Educating with a view to the intellectual and moral virtues develops a lot of other things we are missing: research and inquiry skills, physical and mental agility, independent thinking, impulse control, resilience, patience and persistence, problem solving, self-regulation, endurance, self-confidence, self-satisfaction, joy, cooperation, collaboration, negotiation, empathy, and even the ability to put energy into a conversation.
What should be the goals of education? It’s pretty simple (in conception even if not in execution). At any age, for any subject matter, the only 2 goals of education are:
- To create a self-ruled (autonomous) person from the ‘inside out,’ who…
- Loves learning for its own sake
Education, in this view, is not passive and it is never complete. It is always in process, always open, always humble and humbling.

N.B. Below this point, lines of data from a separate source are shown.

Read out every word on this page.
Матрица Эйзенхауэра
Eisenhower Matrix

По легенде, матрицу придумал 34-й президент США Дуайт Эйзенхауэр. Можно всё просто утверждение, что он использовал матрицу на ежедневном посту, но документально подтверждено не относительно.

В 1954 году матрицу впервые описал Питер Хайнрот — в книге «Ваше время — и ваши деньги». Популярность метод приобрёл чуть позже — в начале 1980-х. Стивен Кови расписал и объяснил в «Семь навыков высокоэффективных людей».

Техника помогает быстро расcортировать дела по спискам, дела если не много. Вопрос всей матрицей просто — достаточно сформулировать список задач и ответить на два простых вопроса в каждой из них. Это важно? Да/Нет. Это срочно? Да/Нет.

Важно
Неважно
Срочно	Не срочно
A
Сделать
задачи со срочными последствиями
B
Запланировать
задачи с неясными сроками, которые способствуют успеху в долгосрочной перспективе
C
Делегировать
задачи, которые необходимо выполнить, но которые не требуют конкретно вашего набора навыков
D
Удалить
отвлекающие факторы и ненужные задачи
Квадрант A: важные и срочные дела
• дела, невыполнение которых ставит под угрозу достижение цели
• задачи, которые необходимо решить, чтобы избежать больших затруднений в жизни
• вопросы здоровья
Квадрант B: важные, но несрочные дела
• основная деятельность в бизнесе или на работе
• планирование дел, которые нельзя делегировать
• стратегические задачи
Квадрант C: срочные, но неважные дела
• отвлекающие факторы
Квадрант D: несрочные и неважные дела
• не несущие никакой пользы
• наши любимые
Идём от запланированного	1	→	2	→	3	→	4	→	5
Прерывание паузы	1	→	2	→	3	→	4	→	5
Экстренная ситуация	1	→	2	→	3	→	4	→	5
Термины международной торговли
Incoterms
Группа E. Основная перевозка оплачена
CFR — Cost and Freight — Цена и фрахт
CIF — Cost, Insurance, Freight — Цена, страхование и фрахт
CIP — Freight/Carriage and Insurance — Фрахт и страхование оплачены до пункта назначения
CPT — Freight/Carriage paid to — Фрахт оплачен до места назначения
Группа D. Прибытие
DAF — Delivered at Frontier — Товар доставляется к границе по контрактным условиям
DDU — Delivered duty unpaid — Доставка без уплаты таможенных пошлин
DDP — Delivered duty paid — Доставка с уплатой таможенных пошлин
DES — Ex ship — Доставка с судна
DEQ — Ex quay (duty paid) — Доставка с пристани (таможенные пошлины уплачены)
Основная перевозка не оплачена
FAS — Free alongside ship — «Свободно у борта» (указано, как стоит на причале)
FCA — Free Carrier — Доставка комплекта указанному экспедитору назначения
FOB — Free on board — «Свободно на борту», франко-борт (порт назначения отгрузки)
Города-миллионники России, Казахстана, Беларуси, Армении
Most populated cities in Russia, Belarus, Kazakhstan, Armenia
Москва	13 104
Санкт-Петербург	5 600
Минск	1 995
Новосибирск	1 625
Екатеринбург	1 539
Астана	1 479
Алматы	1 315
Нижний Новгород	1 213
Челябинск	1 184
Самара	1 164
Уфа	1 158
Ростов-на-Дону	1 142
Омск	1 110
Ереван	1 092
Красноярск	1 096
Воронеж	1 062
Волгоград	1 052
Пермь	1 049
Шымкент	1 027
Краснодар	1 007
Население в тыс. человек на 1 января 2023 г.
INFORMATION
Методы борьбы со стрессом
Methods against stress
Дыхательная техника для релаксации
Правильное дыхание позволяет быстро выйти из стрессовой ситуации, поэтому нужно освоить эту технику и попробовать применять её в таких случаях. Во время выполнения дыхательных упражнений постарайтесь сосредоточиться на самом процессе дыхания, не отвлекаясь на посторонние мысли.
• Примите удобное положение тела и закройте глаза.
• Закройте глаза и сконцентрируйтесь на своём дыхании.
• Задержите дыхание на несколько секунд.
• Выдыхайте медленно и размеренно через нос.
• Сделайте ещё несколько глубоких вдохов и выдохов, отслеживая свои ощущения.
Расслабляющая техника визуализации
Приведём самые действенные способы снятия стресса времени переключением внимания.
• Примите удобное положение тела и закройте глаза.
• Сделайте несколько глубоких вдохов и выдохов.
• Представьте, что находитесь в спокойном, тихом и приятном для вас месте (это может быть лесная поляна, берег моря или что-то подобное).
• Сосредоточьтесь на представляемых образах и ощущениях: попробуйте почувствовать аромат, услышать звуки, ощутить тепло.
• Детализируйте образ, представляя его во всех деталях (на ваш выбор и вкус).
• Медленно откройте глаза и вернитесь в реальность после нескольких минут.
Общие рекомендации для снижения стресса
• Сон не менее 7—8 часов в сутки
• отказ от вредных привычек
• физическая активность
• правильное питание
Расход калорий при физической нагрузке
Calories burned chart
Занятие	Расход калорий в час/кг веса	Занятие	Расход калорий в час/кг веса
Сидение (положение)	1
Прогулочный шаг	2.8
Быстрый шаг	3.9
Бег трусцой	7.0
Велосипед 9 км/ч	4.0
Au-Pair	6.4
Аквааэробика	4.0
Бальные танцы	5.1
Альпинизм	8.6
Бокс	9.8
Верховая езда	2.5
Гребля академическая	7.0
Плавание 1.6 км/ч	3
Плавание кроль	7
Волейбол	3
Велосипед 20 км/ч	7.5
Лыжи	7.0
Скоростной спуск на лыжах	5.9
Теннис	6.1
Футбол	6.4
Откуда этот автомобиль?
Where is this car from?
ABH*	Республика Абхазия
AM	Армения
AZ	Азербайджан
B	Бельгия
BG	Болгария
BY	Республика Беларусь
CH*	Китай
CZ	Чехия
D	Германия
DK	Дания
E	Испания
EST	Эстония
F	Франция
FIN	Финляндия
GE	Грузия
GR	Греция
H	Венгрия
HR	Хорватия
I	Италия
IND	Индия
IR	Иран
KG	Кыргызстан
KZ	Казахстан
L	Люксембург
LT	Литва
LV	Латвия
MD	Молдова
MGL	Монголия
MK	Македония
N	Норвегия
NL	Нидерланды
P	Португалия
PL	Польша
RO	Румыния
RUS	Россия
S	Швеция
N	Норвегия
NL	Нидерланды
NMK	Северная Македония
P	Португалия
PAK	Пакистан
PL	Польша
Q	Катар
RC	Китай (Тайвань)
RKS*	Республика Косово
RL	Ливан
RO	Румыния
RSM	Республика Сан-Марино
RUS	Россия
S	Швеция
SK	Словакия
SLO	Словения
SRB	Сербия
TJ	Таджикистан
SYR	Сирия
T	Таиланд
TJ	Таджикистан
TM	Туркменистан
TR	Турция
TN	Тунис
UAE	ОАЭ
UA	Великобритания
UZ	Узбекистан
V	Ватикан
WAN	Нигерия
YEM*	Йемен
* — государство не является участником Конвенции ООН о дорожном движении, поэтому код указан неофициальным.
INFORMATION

My students, unfortunately, were like the Republic’s shepherd; they measure the quality of their lives by what they can get away with, what their lives look like from the outside. But their lives, unfortunately, were like a shiny apple that, when you cut into it, is rotten on the inside. And their interior emptiness left them aimless, hopeless, dissatisfied and, unfortunately, miserable.
But it doesn’t have to be this way. Imagine what the world would be like if it were made up of self-ruled people. Would we be happier? Would we be healthier? Would we be more productive? Would we care less about measuring our productivity? My inclination is to think we would be much, much better off.
Self-governance has come under such relentless attack over the last few years because it encourages us to think for ourselves. And this attack didn’t begin recently nor did it emerge ex nihilo. John D. Rockefeller (who, ironically, co-founded the General Education Board in 1902) wrote, “I don’t want a nation of thinkers. I want a nation of workers.” His wish has largely come true.
The battle we are in is a battle over whether we will be slaves or masters, ruled or self-mastered. It is a battle over whether we will be unique or forced into a mold.
Thinking of students as identical to one another makes them substitutable, controllable and, ultimately, erasable. Moving forward, how do we avoid seeing ourselves as bottles to be filled by others? How do we embrace Plutarch’s exhortation to “create […] an impulse to think independently and an ardent desire for the truth?”
When it comes to education, isn’t that the question we must confront as we move through the strangest of times?